Piace ricordarli così. Nel cono d’ombra della chiesa sconsacrata, mentre lontano, nell’orizzonte spumeggiante, sagome di ragazzi sciamano indolenti come libellule azzurre. Basta un fazzoletto d’erba, una panchina senza tempo, per delimitare il miracolo di due mondi. Il garrulare rallenta e si perde, e persino la luce diventa oro antico, fresca seta. I due amanti emergono dalla sontuosa cornice.
Lui forse la sorregge, e guarda oltre il giardino. Ma la mano gli scompare dentro lo scialle rosa, e il volto è solcato da una beatitudine confortante. Splende una lacrima. Lei si appaga soltanto, e pienamente, di quel contatto. E’ in lui. Dentro di lui. S’inerpica, con una spericolatezza di bimba, fino alle sue labbra. Le sfiora. Le bacia. Risuona, quel gesto, di lucore adamantino. Casto e inebriato nella sua franchezza. Lo desidera, e sarà sua.

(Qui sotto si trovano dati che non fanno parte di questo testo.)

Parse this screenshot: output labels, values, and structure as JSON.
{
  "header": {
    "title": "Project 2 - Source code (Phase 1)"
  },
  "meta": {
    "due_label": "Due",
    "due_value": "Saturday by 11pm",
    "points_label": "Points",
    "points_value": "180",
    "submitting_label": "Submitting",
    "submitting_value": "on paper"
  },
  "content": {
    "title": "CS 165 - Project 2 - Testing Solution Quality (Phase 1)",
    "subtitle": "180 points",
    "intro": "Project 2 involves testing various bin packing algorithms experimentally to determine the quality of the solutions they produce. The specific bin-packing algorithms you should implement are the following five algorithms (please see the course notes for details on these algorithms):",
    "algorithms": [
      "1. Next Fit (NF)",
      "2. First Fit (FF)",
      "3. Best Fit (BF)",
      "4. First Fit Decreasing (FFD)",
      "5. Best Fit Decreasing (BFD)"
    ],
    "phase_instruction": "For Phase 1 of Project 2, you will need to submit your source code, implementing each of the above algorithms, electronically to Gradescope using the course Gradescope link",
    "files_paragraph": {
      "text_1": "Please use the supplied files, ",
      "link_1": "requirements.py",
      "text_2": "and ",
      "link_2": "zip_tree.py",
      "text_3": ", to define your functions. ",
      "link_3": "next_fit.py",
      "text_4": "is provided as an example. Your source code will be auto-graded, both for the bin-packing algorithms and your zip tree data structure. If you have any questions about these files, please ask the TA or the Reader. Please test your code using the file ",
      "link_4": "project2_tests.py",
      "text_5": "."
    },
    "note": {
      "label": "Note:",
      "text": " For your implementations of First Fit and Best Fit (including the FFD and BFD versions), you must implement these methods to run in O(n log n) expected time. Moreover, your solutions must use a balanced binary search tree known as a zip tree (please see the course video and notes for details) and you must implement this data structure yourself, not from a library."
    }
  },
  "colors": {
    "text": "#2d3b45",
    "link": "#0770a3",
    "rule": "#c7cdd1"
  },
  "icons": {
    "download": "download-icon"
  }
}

Il suo corpo è come un libro di meraviglie, uno scrigno di rubini. Ogni ruga una pagina. Ogni filo d’argento, una chioma di saggezza. Schiuma d’avventurosi mari. Un ticchettio avito nel variopinto, domestico universo di silenzi.
Sono rimasti soli. Saluteranno i figli dopo la visita serale. La mamma udrà i loro passi inghiottiti dall’asfalto. E allora le basterà un sospiro d’occhi, per volgersi al suo Gino.